Running enhances the body’s ability to handle stress by boosting the secretion of norepinephrine, the chemical that is responsible for moderating the brain’s response to stress. It quickly reduces the activity in the frontal cortex,making it one of the best ways to disconnect from work pressure. Running helps increase the production of endorphins as well. According to research, the benefits of running daily includes having fewer episodes of panic attacks or anxiety, even if a person suffers from such disorders. In short, running helps you face the challenges of the day without getting worked up about them.
#2 A productivity booster
Doctors need to constantly be on their toes attending to patients and rushing through hallways between their office, emergency rooms, and ward visits.They need to instantly respond to medical situations of varying degrees and still hold their ground. This demands a great deal of energy, agility, and reflexiveness.
Running enhances body movement, speed, reactivity, and quickness. It boosts your energy levels and replaces fatigue with enthusiasm. Since running requires you to bear your weight, it helps to build strong bones that are ready to take on the unique challenges of the medical profession.
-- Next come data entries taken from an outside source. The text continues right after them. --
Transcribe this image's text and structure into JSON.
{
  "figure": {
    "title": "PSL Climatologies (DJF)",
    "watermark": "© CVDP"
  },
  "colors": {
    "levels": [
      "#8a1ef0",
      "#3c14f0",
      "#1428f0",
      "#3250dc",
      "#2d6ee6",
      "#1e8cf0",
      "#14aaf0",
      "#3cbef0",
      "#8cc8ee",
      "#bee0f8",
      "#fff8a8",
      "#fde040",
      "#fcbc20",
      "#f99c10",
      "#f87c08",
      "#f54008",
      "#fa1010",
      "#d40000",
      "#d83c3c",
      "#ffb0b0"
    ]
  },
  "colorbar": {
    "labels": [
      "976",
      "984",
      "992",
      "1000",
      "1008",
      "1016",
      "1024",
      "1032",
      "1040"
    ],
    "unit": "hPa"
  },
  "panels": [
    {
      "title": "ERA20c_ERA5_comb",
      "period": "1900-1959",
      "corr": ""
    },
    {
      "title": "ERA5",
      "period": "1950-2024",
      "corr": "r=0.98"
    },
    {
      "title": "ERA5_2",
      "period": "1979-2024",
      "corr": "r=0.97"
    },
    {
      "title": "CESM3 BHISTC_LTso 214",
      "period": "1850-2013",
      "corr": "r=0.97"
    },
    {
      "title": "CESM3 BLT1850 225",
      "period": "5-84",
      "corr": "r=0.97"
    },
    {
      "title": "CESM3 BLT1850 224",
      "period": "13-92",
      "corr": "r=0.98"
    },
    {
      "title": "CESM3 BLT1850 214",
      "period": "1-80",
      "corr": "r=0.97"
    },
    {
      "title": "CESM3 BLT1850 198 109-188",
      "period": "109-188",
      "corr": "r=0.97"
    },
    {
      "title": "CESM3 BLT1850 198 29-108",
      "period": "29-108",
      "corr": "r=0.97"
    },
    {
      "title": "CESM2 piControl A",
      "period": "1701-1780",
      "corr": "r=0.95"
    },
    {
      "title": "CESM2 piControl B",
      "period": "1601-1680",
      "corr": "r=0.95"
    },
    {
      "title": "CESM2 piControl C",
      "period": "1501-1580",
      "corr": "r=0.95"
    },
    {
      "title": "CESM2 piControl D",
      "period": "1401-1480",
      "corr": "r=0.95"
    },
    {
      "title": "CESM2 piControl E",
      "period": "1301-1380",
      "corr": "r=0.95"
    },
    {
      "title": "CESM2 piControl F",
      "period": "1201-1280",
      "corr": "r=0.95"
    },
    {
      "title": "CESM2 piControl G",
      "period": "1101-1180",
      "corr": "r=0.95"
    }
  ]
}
Also, research reveals that people who run are far more efficient at the workplace.
#3 A tonic for good health
Did you know that running reduces the risk of heart attack due to diabetes by 20% and eye and kidney damage by 40%? Running can also regulate the sugar levels in your blood and keep depression at bay. Going for a run on a sunny day helps the body produce higher levels of vitamin D, which can, in turn, reduce the chances of depression, hypertension, heart disease, dementia,osteoporosis and bone disorders, and breast and prostate cancer. Running also helps people fall asleep easily, even if they are suffering from conditions like insomnia.
#4 A shortcut to better mental resilience
Running improves the brain’s ability to slow down the cognitive decline that gets started at 45 years of age. Starting on a running regimen in your youth helps increase the production of the chemicals that prevent degeneration of the hippocampus, helping you retain your memory and learning abilities for years to come. As a cardiovascular exercise, running can help create new brain cells and greatly improve the performance of the brain. Running a considerable distance could boost levels of BDNF, a brain-derived protein that is said to aid better decision-making, learning, and higher thinking – traits that are critical to succeed as a doctor. It also strengthens focus and improves psychological functioning.
#5 A quick hack to ever-lasting good looks
Yes, we said it! The medical profession is a people-facing line of work where patients need to perceive you as a nice and smart individual. While there is not much you can change about your looks, there are certain things that you could do to enhance your appearance that could impact the way you are perceived. According to research, people view overweight doctors as less credible and trustworthy than fitter doctors. Having your patients trust you and your medical advice is critical to establish a successful practice.
One of the benefits to running is that it helps you keep weight issues at bay even as you age. It tones your muscles and improves your core strength. Regular exercise slows down biological aging and makes you look younger than your actual age.
Now that we’ve decoded the secret science behind why many doctors like to run, will you be putting on your running shoes soon?